# No Sound On IPhone 4



## Coco767 (Jul 31, 2015)

My Old Cracked IPhone 4 without internet which has no sound. Need headphones or portable mini speaker to hear sound. Help! (P.S. I Am Making this thread at 16% battery)


----------



## valis (Sep 24, 2004)

Define cracked. Hardware or software? Either way, the speakerprobably broke. No device lasts forever after all.


----------



## Coco767 (Jul 31, 2015)

The Started being no sound 1 or 2 years after it cracked.
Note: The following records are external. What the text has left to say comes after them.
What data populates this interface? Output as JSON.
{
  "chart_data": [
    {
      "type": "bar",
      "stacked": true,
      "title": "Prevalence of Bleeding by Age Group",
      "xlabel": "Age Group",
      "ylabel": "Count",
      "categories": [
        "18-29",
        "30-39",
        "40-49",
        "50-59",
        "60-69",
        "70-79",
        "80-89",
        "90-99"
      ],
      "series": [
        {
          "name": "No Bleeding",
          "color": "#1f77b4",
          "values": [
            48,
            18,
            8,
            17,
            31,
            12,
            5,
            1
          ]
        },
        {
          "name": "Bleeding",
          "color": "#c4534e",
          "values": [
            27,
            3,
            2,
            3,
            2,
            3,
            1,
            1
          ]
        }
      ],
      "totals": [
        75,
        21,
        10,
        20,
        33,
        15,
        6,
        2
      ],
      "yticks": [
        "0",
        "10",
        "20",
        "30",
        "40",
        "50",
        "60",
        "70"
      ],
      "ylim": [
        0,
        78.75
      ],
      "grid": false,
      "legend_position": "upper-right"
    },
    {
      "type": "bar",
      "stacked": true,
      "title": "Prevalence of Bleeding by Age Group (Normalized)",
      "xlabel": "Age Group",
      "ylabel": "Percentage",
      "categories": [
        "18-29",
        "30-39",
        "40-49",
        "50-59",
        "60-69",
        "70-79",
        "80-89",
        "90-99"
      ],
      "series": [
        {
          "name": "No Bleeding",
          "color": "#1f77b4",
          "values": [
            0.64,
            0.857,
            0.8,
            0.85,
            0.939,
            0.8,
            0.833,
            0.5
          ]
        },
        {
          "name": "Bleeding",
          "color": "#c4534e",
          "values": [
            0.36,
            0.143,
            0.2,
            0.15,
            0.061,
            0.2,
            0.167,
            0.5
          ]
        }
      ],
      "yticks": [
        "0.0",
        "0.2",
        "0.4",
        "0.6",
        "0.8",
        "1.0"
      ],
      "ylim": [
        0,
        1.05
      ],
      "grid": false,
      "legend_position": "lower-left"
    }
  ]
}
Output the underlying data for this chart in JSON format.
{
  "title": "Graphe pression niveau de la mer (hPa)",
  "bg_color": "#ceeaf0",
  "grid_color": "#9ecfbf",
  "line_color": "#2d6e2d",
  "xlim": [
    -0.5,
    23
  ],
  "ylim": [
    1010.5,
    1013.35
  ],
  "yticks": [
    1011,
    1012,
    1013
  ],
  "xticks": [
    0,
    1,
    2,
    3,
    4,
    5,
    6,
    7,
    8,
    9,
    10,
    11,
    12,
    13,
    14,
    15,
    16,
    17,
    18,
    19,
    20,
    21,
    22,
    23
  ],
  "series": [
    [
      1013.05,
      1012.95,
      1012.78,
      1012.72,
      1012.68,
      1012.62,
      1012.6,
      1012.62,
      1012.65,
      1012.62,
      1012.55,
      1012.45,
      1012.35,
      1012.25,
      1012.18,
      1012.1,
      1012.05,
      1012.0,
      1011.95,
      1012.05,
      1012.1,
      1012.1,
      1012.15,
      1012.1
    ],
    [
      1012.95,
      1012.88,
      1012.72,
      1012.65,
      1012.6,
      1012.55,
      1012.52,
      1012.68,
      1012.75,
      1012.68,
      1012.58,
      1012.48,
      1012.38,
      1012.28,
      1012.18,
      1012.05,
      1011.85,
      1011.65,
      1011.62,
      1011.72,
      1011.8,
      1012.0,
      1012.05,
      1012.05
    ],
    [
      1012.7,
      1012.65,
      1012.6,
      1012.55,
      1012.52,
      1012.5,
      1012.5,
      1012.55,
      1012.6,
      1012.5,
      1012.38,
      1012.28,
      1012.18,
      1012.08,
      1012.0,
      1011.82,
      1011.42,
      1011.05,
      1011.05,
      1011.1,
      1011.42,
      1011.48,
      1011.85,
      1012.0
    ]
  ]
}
P.S. It's The Screen That's Cracked.


----------



## valis (Sep 24, 2004)

So this problem started several years ago and you are just now trying to fix it?


----------



## Coco767 (Jul 31, 2015)

I hadn't found this site then.


----------



## valis (Sep 24, 2004)

I dont think that will be fixable.


----------



## Coco767 (Jul 31, 2015)

Well I still can have sound with headphones or mini speakers. Or should I just get new speakers?


----------



## valis (Sep 24, 2004)

The phone is, in my opinion, irrepairable. If you get sound from headphones or speakers yes, use those. As the phone has clearly suffered great physical damage, in my opinion, what you get currently is the best it will be. You may want to consider replacing it, or finding another device to perform whatever job you are using it for.


----------



## Coco767 (Jul 31, 2015)

I'll Keep it because it still works. I also have a 5S with internet, A 4S without internet,another 4 with IOS 4.0.6.
Really not worth keeping sence it only has 578 MB Out Of 6 GB free and several other reasons. But I will keep it anyway. It still works anyway so why not keep it?

P.S. I just use it for exploring and playing around.


----------



## Coco767 (Jul 31, 2015)

Oh well ,only the speakers work for sound now.


----------